Опустившись обратно в кресло, он оставался напряжённым, словно готовым к броску. Тяжёлый вздох вырвался из его груди, разбивая тишину на осколки отчаяния.

— Они ищут силы… покровителей… — пробормотал он почти беззвучно, словно разговаривая с самим собой. Его взгляд застыл в одной точке, он видел призраков прошлого. — Пока мы воевали… наши дети… — Он замялся, подбирая слова. — Наши дети, не видевшие ужасов войны, те, кто должны были жить в мире и радости, нашли убежище в этом проклятом культе… — Его слова прервал скрип стиснутых зубов. Сжатые кулаки говорили не только о ярости, но и о безысходности. Он был разбит не врагом на поле боя, а врагом внутри собственных стен, врагом, которого сам же и взрастил.

— Мне нет дела до твоих хлопот, мэр. — Голос Крида был спокоен, но в нём уже чувствовалась сталь. — Где Бель? — Этот вопрос прозвучал резче, в нём уже не было скрытого напряжения, он был прям, жесток и требовал немедленного ответа. Огаст резко вжался в кресло, словно от невидимого удара. Его фигура буквально съёжилась, он стал выглядеть меньше, слабее, чем мгновение назад. Его прежняя уверенность исчезла, уступив место страху, осязаемому и ужасающему.

— Где Аннабель? — Крид сделал шаг вперед, его тень упала на мэра, еще больше сдавливая его, заставляя чувствовать себя загнанным в угол зверем. Его голос стал ниже, но приобрел новую, еще более опасную интонацию. Он находился теперь в нескольких сантиметрах от Огаста, его взгляд был холодным, не отражающим никаких эмоций, только целеустремленность и неизбежность.

Воздух между ними сгустился, наполнившись напряжением, осязаемым и давящим, словно твердая стенка. Огаст еще сильнее съёжился, стараясь стать невидимым, раствориться в своём же кресле. Его взгляд был устремлён в пол, он не встречал взгляд Крида, словно пытаясь избежать неизбежного контакта, контакта не только взглядов, но и судеб. Молчание тянулось, но теперь это было не молчание вызова, а молчание полного поражения. Огаст был сломлен, и его страх был осязаем, видим даже без слов.

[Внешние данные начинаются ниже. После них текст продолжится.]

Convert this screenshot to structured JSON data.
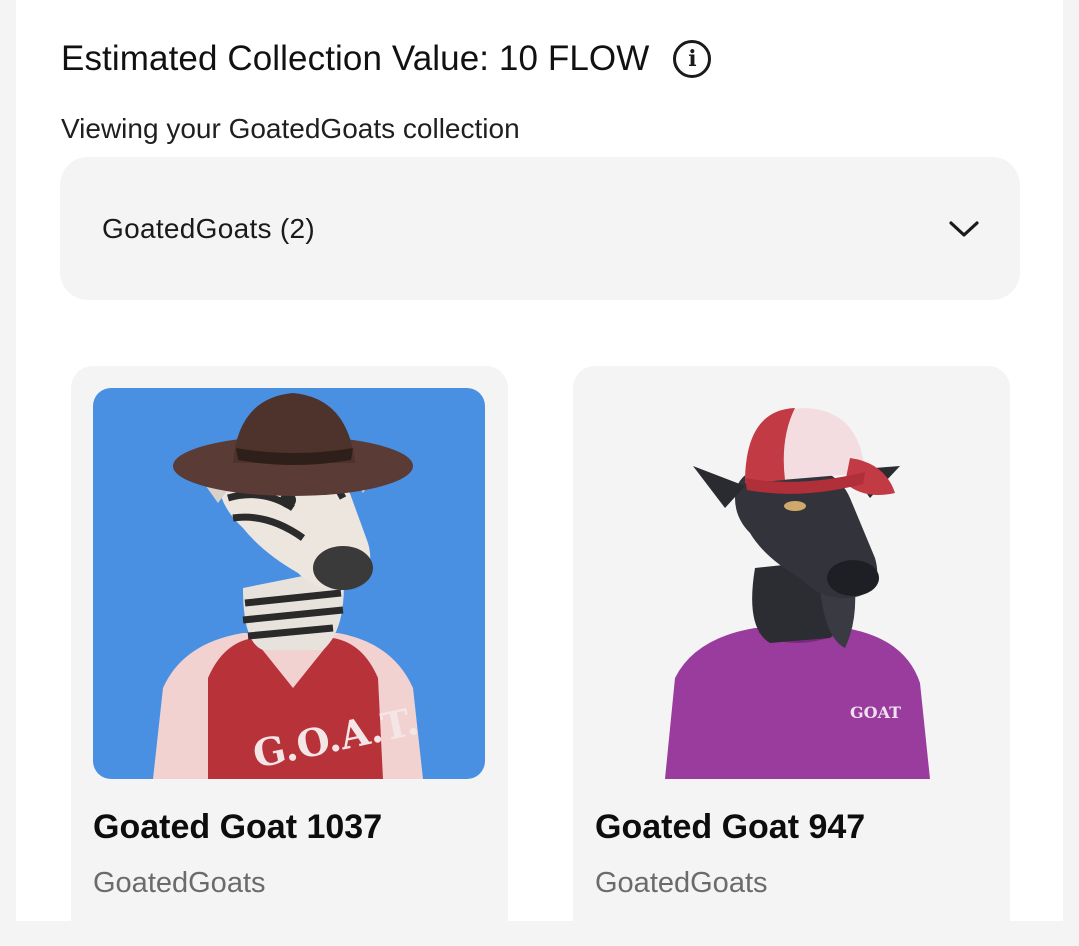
{
  "header": {
    "collection_value": "Estimated Collection Value: 10 FLOW",
    "info_icon": "info-icon"
  },
  "viewing_text": "Viewing your GoatedGoats collection",
  "dropdown": {
    "selected": "GoatedGoats (2)",
    "icon": "chevron-down-icon"
  },
  "nfts": [
    {
      "name": "Goated Goat 1037",
      "collection": "GoatedGoats",
      "background": "#4a90e2",
      "shirt_text": "G.O.A.T."
    },
    {
      "name": "Goated Goat 947",
      "collection": "GoatedGoats",
      "background": "#f4f4f4",
      "shirt_text": "GOAT"
    }
  ]
}
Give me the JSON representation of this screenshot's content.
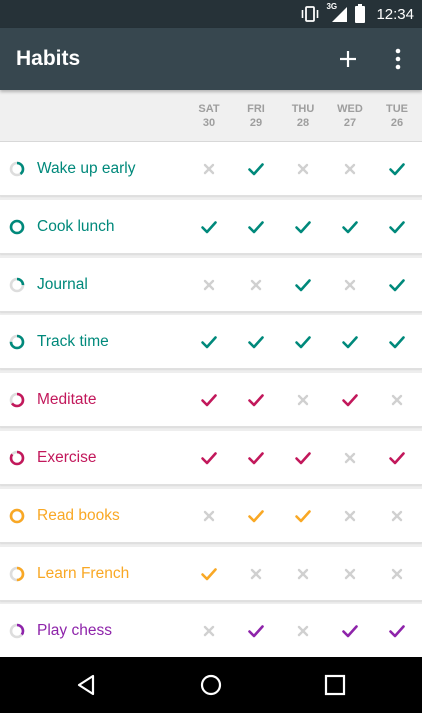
{
  "status_bar": {
    "time": "12:34",
    "network": "3G",
    "icons": [
      "vibrate-icon",
      "signal-icon",
      "battery-icon"
    ]
  },
  "app_bar": {
    "title": "Habits",
    "actions": [
      "add-icon",
      "more-vert-icon"
    ]
  },
  "days": [
    {
      "weekday": "SAT",
      "date": "30"
    },
    {
      "weekday": "FRI",
      "date": "29"
    },
    {
      "weekday": "THU",
      "date": "28"
    },
    {
      "weekday": "WED",
      "date": "27"
    },
    {
      "weekday": "TUE",
      "date": "26"
    }
  ],
  "habits": [
    {
      "name": "Wake up early",
      "color": "#00897b",
      "score": 0.4,
      "checks": [
        false,
        true,
        false,
        false,
        true
      ]
    },
    {
      "name": "Cook lunch",
      "color": "#00897b",
      "score": 1.0,
      "checks": [
        true,
        true,
        true,
        true,
        true
      ]
    },
    {
      "name": "Journal",
      "color": "#00897b",
      "score": 0.25,
      "checks": [
        false,
        false,
        true,
        false,
        true
      ]
    },
    {
      "name": "Track time",
      "color": "#00897b",
      "score": 0.75,
      "checks": [
        true,
        true,
        true,
        true,
        true
      ]
    },
    {
      "name": "Meditate",
      "color": "#c2185b",
      "score": 0.65,
      "checks": [
        true,
        true,
        false,
        true,
        false
      ]
    },
    {
      "name": "Exercise",
      "color": "#c2185b",
      "score": 0.85,
      "checks": [
        true,
        true,
        true,
        false,
        true
      ]
    },
    {
      "name": "Read books",
      "color": "#f9a825",
      "score": 1.0,
      "checks": [
        false,
        true,
        true,
        false,
        false
      ]
    },
    {
      "name": "Learn French",
      "color": "#f9a825",
      "score": 0.5,
      "checks": [
        true,
        false,
        false,
        false,
        false
      ]
    },
    {
      "name": "Play chess",
      "color": "#8e24aa",
      "score": 0.35,
      "checks": [
        false,
        true,
        false,
        true,
        true
      ]
    }
  ],
  "colors": {
    "status_bar": "#263238",
    "app_bar": "#37474f",
    "unchecked": "#d0d0d0",
    "header_text": "#9e9e9e",
    "nav_bar": "#000000"
  },
  "nav_bar": [
    "back-icon",
    "home-icon",
    "recents-icon"
  ]
}
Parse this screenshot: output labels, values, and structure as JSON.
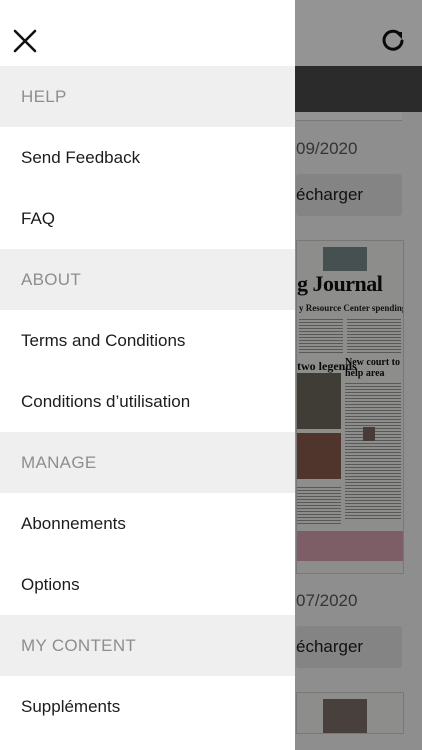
{
  "background": {
    "dates": [
      "09/2020",
      "07/2020"
    ],
    "download_label": "écharger",
    "newspaper": {
      "masthead": "g Journal",
      "subhead": "y Resource Center spending, finds fraud",
      "headline_left": "two legends",
      "headline_right": "New court to help area veterans"
    }
  },
  "drawer": {
    "close_icon": "close-icon",
    "sections": [
      {
        "title": "HELP",
        "items": [
          "Send Feedback",
          "FAQ"
        ]
      },
      {
        "title": "ABOUT",
        "items": [
          "Terms and Conditions",
          "Conditions d’utilisation"
        ]
      },
      {
        "title": "MANAGE",
        "items": [
          "Abonnements",
          "Options"
        ]
      },
      {
        "title": "MY CONTENT",
        "items": [
          "Suppléments"
        ]
      }
    ]
  },
  "colors": {
    "section_bg": "#efefef",
    "section_text": "#8e8e8e",
    "item_text": "#1c1c1c",
    "overlay": "#000000"
  }
}
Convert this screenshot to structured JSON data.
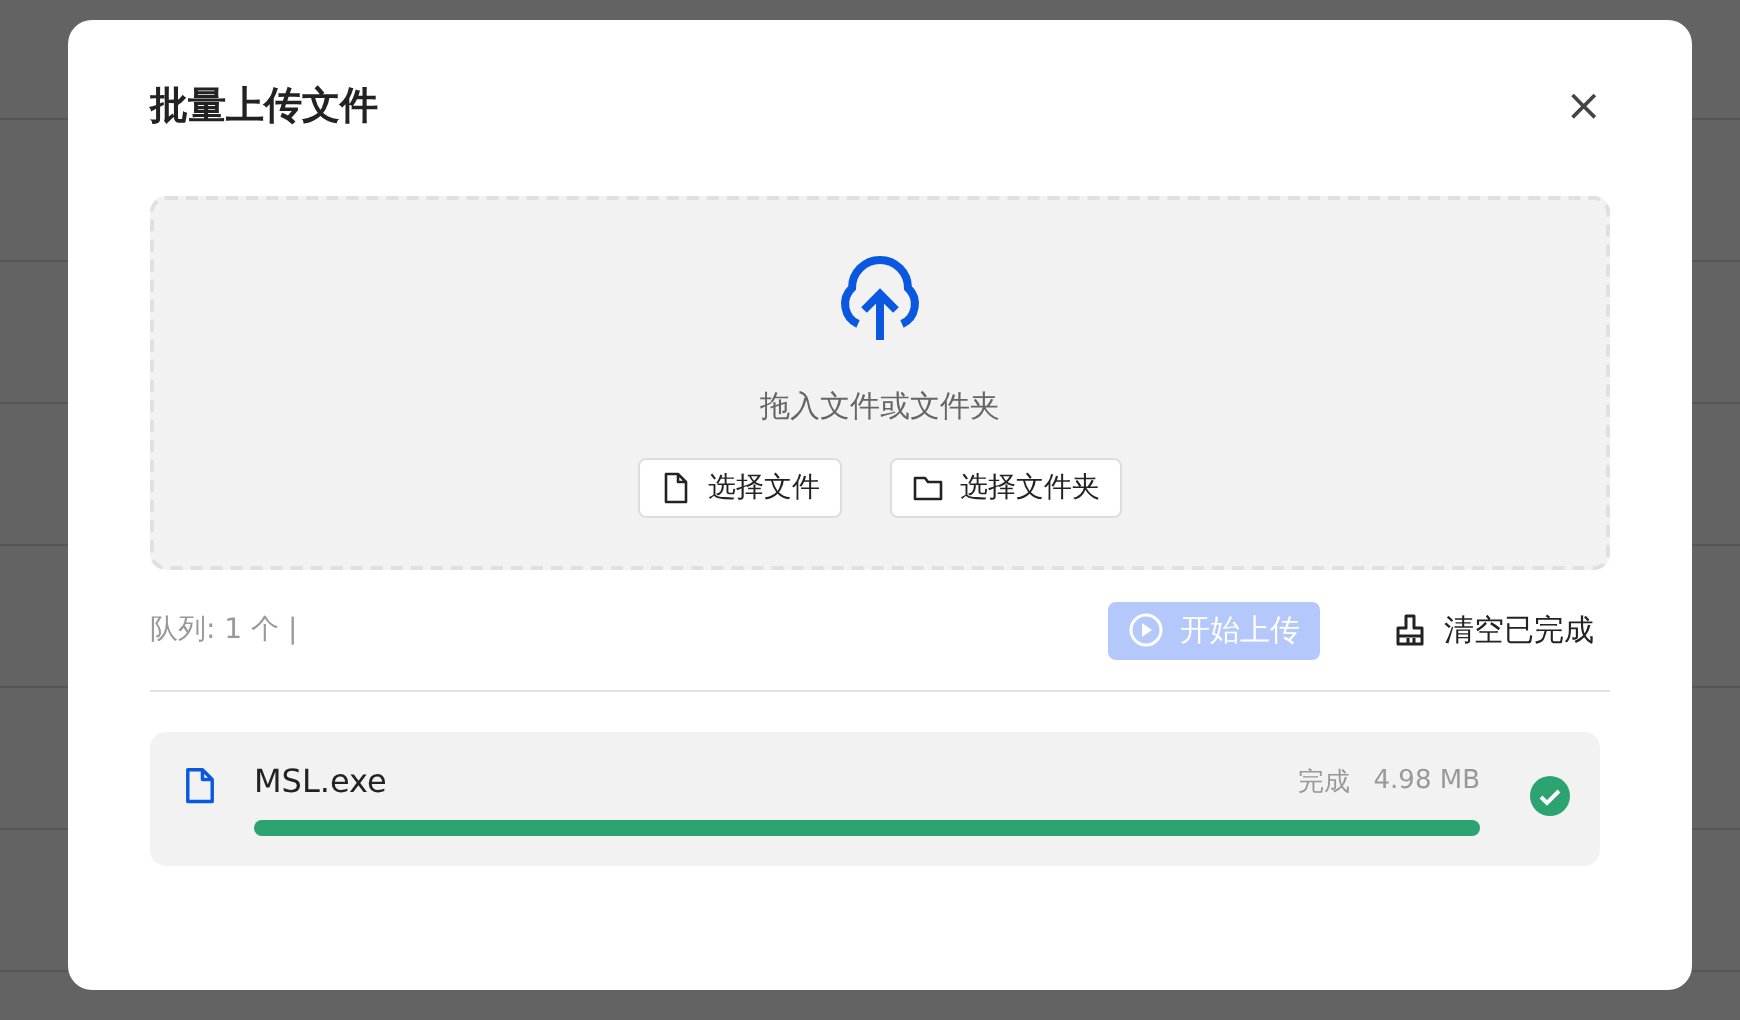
{
  "dialog": {
    "title": "批量上传文件",
    "close": "×"
  },
  "dropzone": {
    "hint": "拖入文件或文件夹",
    "buttons": [
      {
        "kind": "file",
        "label": "选择文件"
      },
      {
        "kind": "folder",
        "label": "选择文件夹"
      }
    ]
  },
  "toolbar": {
    "queue": "队列: 1 个 |",
    "start": {
      "label": "开始上传",
      "disabled": true
    },
    "clear": {
      "label": "清空已完成"
    }
  },
  "files": [
    {
      "name": "MSL.exe",
      "status": "完成",
      "size": "4.98 MB",
      "level": 1,
      "done": true
    }
  ]
}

— Культисты, Виктор Иоанович. Культисты, — Огаст пробормотал что-то невнятное, его голос был тихим и безжизненным, слова звучали словно из недр его души, как из узкого горлышка бутылки. Он выглядел как марионетка, лишённая воли, а его слова были лишены всякого смысла и силы.

— КУЛЬТИСТЫ?! — Крид взорвался, словно услышав это впервые, его рык пронзил кабинет, словно удар молнии. Он вскочил с кресла, его тело наполнилось яростью, готовой разрушить всё на своём пути. — ТЫ ГОВОРИШЬ О КУЛЬТИСТАХ, КАК БУДТО ЭТО КАКОЕ-ТО МЕЛКОЕ НЕУДОБСТВО?! — Его голос был наполнен свинцовым гневом, каждое слово было ударом в лицо бессильного мэра. В этот же миг, будто в ответ на его взбесившийся гнев, все свечи в кабинете вспыхнули резким, адским синим пламенем, выстреливая вверх на метр, заполняя комнату нереальным, призрачным светом. Пламя дрожало и колыхалось, как живое, отражая бешенство Крида и отчаяние мэра.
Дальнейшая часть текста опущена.